Internet World: Digitalme does little for privacy, yet

Novell consumer profiling push centralises information, making it harder to protect, privacy advocates charge.

Entering the nascent consumer profiling market, network software maker Novell launched its Digitalme identity management service at Internet World in New York Tuesday.

Novell's Digitalme purports to let users take control of their information, or profiles.

"Digitalme is ushering in the next wave, where simplicity is paramount and the consumer is in control of his or her personal information," said Eric Schmidt, chairman of the board and CEO of Novell, said in a statement.

But privacy advocates charge that Novell's Digitalme makes it easier for businesses to access up-to-date information on their users.

"It's a market-driven decision, but it's not really good for the consumer," said Jason Catlett, president of privacy information firm Junkbusters. "What they are saying is 'give us your information now, and we'll give you privacy later.'"

A Novell official acknowledged the privacy issues, but said that it would be difficult to create business interest in the product if it started out with stringent privacy rules.

"It is sort of a chicken and the egg thing," said Carrie Oakes, chief of staff for Novell's Internet services group. "We have to get a lot of partners to use this" before being able to enforce privacy rules.

Novell thinks that e-commerce sites want consumer information, and if the service doesn't offer it, companies won't sign up with it. Eventually, Novell will offer Digitalme logo certification for companies that abide by privacy rules.

Right now, Novell is counting on convenience to outweigh privacy concerns and attract consumers. The service allows consumers to sign onto their various Web accounts with a single password, automatically fill in online forms, and keep site information in a personal Web address book.

Intel, Compaq and others announced their support for the new service.

So-called profiling technology has been in the works for years. More than two years ago, sixty major companies banded together to push the development of the so-called Open Profiling Standard -- proposed to the World Wide Web Consortium much later as the Platform for Privacy Preferences, or P3P.

Last year, Microsoft bought profiling technology maker Firefly Networks to gain access to the technology. Already, Microsoft has automatically enrolled users its subsidiary Hotmail service into the service, known as Passport.

To date, only Microsoft Network sites can accept the data. As described on Hotmail: "If you sign in to Hotmail or any other MSN site, you are automatically signed in to all MSN sites that use Passport. As you move from site to site, you'll instantly be recognized, and you'll have access to the best features the sites have to offer."

Both Microsoft and Novell's planned services put all user information in a single place, and that's a problem, said Austin Hill, president and CEO of privacy network Zero Knowledge Systems, a potential rival to both corporations.

"Whether it is a hacker or a civil subpoena, anyone who wants to access your information has a one-stop shop," said Hill.
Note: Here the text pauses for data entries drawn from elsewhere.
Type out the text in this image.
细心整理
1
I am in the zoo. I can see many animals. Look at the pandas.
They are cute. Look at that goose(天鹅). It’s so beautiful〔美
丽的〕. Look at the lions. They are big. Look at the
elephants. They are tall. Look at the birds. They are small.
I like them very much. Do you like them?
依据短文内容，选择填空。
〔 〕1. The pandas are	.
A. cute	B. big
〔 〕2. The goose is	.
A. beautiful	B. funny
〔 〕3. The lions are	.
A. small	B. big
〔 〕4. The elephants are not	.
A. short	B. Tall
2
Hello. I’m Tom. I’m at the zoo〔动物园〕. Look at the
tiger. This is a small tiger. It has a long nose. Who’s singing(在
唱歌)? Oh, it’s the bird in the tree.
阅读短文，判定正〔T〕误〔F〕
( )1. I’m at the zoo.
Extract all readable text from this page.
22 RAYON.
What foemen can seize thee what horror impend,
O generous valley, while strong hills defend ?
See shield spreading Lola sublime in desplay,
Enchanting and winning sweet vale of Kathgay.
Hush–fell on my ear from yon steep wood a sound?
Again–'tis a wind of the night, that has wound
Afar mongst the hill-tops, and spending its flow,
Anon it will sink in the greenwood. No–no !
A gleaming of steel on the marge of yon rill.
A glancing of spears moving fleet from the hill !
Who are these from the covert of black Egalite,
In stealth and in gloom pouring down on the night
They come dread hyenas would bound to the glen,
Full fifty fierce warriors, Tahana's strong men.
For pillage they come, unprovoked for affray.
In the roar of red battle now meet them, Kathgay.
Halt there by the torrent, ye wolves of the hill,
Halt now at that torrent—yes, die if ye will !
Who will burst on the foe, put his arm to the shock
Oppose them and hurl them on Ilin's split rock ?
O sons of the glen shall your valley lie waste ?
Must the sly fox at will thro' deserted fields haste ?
Zero Knowledge has created a beta version of an encrypted network that hides its users' identities. The network does not require the user to trust the company and let's each user store their own data. In addition, Hill thinks consumer information should not be collected in a single database.

Such a storehouse of information is called an infomediary in industry parlance, and it puts consumers in the position of trusting a company with their information.

"What Novell was trying to do is find some happy medium that allows some convenience and a degree of user control," said Jim Dempsey, senior staff consul at technology policy lobbyist Center for Democracy and Technology. "So in that sense, they are sensitive to privacy issues."

Dempsey thinks that many more pieces to the privacy puzzle exist.

"Growing consumer concern about privacy on the Internet and growing corporate interest in meeting consumers privacy concerns will drive the issue," he said. "There is no silver bullet. The ultimate solution will be a mix of technology, self-regulation and government rulings."